Europe must move fast on stablecoins, warns Portes
LBS economist urges unified regulation as US races ahead and digital tokens reshape global finance

Professor Richard Portes warns Europe risks ceding the future of digital finance (The future of tokenised finance in Europe, FT, 18 November) unless it accelerates efforts to harmonise stablecoin regulation, a message he has amplified in his leading role on the European Systemic Risk Board’s recent landmark report on stablecoins.
As tokenised finance moves from experiment to infrastructure, Portes argues that Europe stands at a pivotal moment. Stablecoins, digital tokens backed by traditional assets, are shifting rapidly into the mainstream, promising faster payments, cheaper transactions and new ways of moving money across borders. But despite the EU’s comprehensive MiCA framework, national inconsistencies are still holding the bloc back.
The stakes are rising. Member states vary in how they classify and supervise stablecoins, creating a fragmented regulatory environment that market leaders say is slowing innovation. France, Italy and Austria have already called for a unified supervisory regime for major issuers, pointing to “major differences” in how national authorities oversee crypto markets.
Banks and financial institutions are already experimenting at scale. “We are already using smart contracts to streamline and automate financing processes, where stablecoins are an essential part of the money flow,” says Francisco Maroto, Head of Blockchain and Digital Assets at BBVA.
Meanwhile, the US is moving quickly. Washington’s proposed GENIUS Act sets clear rules for dollar-backed tokens, positioning the greenback to dominate cross-border digital payments before euro-based alternatives can gain traction.
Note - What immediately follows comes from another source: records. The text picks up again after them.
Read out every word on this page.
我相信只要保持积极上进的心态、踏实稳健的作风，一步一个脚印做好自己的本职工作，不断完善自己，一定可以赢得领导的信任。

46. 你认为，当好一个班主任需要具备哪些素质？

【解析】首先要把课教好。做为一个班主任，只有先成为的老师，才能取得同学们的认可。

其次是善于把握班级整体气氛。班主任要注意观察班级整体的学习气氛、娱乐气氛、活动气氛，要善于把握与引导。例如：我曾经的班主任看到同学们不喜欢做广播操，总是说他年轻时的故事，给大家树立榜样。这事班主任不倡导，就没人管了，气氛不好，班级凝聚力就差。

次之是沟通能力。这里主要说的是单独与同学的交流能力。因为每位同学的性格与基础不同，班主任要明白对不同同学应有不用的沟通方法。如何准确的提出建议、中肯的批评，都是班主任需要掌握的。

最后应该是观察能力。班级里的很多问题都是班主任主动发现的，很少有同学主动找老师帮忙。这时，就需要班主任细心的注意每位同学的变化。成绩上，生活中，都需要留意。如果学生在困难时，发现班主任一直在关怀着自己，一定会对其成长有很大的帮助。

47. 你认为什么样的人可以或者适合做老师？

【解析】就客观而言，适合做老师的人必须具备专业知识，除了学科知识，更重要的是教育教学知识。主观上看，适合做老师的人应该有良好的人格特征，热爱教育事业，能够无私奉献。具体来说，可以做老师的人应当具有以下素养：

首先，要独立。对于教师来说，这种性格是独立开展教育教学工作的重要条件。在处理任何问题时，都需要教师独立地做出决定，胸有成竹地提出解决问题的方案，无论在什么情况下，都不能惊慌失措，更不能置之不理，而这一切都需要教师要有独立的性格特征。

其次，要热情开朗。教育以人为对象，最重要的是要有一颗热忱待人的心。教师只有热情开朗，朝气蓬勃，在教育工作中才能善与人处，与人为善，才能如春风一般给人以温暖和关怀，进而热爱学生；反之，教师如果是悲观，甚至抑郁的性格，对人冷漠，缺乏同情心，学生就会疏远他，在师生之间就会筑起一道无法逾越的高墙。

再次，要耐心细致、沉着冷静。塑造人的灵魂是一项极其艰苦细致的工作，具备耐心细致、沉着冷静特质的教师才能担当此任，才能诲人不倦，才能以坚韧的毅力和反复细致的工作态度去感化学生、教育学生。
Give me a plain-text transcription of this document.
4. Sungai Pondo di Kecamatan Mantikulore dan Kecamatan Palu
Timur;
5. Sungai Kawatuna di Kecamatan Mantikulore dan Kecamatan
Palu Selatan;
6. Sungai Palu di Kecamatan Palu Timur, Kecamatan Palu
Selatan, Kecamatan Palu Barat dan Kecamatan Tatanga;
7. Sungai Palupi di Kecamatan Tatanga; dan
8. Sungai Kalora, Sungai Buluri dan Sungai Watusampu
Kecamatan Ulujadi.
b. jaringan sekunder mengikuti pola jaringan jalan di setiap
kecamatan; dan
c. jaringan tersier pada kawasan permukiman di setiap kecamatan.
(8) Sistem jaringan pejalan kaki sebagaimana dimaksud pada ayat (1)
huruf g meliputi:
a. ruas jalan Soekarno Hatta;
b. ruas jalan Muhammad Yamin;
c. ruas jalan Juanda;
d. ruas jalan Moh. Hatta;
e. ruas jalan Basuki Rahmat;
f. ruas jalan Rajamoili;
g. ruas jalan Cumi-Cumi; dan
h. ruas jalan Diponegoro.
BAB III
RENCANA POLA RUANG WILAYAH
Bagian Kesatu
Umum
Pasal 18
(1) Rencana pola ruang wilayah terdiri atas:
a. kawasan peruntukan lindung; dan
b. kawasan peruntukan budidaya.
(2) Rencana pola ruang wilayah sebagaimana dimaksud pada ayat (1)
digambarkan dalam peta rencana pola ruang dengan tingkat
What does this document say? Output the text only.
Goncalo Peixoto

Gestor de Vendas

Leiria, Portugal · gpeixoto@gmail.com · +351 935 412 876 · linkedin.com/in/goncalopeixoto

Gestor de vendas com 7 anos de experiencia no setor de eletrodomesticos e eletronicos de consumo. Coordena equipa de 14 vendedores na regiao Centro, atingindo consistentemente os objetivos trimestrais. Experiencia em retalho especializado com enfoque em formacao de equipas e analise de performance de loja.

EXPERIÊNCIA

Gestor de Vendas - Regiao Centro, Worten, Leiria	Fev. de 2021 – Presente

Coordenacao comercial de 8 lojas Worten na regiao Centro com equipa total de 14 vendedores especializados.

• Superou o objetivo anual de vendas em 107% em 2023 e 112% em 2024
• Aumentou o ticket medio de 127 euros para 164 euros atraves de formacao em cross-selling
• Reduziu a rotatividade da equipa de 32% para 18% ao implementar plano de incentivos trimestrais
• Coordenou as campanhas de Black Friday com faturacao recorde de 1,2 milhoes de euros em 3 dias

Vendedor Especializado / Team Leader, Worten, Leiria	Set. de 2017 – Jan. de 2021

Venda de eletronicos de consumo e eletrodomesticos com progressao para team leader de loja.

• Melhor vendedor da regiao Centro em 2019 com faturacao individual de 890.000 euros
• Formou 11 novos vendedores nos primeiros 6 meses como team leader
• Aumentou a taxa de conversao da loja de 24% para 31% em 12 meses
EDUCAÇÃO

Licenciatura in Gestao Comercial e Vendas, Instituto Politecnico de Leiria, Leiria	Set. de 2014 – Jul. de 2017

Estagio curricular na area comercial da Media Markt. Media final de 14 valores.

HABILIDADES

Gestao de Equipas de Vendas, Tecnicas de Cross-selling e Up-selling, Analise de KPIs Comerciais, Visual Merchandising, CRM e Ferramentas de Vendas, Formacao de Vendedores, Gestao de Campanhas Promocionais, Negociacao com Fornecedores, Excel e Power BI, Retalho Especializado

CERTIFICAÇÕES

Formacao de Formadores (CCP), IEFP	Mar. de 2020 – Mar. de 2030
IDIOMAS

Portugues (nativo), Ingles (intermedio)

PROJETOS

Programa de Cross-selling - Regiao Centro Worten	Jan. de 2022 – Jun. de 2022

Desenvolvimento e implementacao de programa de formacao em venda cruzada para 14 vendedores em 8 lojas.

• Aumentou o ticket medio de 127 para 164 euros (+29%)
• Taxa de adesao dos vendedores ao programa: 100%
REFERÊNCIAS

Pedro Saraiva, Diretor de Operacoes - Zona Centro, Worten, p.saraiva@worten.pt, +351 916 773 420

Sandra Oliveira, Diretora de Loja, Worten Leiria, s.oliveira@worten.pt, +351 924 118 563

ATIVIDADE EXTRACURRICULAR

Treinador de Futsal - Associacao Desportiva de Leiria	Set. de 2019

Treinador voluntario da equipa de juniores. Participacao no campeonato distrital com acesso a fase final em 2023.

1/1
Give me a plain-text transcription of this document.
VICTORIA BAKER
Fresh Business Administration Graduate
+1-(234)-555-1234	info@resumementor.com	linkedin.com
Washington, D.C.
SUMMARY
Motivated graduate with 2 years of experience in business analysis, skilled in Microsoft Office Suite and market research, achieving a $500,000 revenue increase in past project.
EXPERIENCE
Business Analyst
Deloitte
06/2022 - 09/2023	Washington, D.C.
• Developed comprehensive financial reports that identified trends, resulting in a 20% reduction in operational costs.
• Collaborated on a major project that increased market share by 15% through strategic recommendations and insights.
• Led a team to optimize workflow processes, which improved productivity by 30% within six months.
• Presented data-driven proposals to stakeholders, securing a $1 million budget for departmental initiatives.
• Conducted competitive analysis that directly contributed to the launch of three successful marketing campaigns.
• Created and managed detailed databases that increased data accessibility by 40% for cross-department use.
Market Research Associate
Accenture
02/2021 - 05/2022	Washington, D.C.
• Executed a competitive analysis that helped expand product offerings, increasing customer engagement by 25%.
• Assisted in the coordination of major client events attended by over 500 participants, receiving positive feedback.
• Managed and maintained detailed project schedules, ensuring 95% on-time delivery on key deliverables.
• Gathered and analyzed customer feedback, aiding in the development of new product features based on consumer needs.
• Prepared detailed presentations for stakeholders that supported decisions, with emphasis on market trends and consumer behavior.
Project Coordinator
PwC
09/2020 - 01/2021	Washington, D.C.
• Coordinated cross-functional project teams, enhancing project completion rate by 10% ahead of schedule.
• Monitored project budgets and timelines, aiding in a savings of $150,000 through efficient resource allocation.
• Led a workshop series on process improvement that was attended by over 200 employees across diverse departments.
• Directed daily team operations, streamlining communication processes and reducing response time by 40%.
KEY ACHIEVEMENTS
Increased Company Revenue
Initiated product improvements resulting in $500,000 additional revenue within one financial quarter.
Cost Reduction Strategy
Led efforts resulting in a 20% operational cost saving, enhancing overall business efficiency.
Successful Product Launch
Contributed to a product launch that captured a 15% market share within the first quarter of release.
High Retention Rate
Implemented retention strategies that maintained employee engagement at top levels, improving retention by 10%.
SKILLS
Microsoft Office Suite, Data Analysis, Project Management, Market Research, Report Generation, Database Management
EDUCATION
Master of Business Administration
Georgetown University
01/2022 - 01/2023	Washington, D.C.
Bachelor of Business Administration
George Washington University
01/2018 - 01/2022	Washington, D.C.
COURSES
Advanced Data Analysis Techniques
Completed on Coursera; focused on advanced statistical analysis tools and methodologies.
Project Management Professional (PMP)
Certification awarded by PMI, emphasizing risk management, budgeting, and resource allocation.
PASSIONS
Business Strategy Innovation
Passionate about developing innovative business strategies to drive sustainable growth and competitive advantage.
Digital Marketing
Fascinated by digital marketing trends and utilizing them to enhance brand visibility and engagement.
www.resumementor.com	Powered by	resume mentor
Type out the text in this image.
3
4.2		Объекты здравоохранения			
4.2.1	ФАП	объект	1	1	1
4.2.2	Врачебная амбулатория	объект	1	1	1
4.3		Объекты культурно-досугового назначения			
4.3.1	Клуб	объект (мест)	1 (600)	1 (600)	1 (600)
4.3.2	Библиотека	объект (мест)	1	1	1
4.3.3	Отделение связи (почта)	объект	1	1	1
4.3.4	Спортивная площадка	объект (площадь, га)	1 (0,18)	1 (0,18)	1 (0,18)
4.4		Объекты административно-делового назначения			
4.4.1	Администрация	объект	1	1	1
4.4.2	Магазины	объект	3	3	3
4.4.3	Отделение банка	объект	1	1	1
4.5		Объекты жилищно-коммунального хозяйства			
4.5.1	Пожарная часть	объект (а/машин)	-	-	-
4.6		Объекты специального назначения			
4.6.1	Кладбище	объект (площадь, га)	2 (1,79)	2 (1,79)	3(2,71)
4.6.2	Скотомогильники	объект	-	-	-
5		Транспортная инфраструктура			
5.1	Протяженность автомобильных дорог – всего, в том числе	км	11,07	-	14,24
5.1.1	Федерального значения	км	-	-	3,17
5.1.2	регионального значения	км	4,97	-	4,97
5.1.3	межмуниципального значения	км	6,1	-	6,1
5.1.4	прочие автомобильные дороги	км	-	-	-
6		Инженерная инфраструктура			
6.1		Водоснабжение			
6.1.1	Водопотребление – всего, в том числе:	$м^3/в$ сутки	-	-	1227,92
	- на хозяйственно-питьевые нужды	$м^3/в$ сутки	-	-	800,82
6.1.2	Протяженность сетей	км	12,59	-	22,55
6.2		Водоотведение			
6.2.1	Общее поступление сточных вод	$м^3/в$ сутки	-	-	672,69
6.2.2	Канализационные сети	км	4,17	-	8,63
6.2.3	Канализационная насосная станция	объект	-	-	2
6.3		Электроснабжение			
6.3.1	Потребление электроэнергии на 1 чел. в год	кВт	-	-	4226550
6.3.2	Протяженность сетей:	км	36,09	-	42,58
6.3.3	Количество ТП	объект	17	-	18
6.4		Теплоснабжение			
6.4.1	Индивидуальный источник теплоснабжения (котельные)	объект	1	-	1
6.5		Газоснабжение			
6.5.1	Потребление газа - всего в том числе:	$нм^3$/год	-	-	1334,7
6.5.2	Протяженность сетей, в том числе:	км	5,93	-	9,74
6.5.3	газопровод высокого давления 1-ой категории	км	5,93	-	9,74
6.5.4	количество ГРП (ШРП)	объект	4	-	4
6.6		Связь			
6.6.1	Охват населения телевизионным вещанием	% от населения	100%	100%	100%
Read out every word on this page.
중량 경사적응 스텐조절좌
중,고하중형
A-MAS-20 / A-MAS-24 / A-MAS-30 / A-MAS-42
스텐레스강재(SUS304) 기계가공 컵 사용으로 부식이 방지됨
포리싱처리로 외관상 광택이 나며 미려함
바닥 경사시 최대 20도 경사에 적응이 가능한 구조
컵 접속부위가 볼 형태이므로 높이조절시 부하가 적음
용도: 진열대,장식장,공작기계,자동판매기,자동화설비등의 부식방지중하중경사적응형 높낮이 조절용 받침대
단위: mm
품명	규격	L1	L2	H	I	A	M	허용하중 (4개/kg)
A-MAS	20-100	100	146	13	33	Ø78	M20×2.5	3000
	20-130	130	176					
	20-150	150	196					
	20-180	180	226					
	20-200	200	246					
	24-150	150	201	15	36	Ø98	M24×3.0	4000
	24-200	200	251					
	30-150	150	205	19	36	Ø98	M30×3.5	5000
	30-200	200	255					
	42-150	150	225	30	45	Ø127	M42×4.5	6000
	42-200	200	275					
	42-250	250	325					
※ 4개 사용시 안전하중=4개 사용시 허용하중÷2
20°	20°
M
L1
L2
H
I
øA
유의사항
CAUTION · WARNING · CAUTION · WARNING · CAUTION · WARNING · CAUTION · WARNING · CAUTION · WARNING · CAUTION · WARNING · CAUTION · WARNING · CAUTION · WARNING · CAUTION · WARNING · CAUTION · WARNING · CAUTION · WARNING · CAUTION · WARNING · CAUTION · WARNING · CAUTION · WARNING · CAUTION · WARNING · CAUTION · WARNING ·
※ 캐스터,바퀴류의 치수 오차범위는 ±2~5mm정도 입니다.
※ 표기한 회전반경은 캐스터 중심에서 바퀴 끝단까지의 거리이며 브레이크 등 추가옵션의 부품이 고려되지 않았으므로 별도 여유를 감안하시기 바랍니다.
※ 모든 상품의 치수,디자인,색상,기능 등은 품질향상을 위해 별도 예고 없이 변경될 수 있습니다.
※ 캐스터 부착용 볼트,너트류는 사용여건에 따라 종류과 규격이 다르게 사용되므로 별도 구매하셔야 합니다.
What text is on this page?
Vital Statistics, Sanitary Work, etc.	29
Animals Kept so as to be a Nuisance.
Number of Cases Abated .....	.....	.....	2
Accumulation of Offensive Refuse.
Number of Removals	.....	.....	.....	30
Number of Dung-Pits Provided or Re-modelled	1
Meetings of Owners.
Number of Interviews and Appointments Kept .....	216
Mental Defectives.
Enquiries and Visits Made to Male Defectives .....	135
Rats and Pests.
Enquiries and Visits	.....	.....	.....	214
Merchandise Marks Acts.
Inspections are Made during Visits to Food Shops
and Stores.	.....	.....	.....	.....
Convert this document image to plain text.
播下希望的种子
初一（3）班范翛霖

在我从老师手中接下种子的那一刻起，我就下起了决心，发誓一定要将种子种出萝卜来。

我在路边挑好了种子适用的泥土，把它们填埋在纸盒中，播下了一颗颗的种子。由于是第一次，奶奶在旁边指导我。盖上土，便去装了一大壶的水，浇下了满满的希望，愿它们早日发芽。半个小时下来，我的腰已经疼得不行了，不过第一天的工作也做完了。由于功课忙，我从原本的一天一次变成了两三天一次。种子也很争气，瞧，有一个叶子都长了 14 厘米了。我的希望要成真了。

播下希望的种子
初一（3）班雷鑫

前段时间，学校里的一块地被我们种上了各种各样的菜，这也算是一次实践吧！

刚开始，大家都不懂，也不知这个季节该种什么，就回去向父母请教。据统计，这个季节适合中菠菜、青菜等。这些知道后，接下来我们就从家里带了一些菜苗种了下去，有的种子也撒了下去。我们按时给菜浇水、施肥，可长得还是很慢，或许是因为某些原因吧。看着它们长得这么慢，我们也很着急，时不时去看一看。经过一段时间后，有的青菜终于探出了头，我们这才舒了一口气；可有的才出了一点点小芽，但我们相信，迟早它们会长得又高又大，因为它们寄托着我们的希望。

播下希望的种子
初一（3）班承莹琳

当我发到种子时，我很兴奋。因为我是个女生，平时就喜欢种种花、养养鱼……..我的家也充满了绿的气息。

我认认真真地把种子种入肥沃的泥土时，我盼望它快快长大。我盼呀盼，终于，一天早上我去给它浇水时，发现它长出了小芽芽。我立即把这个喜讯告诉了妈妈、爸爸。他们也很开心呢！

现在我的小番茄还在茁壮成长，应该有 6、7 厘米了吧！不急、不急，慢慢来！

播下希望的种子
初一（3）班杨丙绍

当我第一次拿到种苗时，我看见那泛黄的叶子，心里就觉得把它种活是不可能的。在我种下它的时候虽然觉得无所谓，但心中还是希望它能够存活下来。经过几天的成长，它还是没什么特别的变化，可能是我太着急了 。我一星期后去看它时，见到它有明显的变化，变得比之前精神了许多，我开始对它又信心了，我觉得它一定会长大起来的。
For European players, the warning is clear. “Europe should not stay idle,” says Mung Ki Woo, COO for Group Financial Services at Sopra Steria. Without coordinated action, he argues, a rapidly expanding stablecoin market will default to global dollar dominance.
Portes’ message, echoed in the ESRB’s findings, is that Europe still has an opportunity to lead, but only if it acts with urgency and speaks with a single regulatory voice.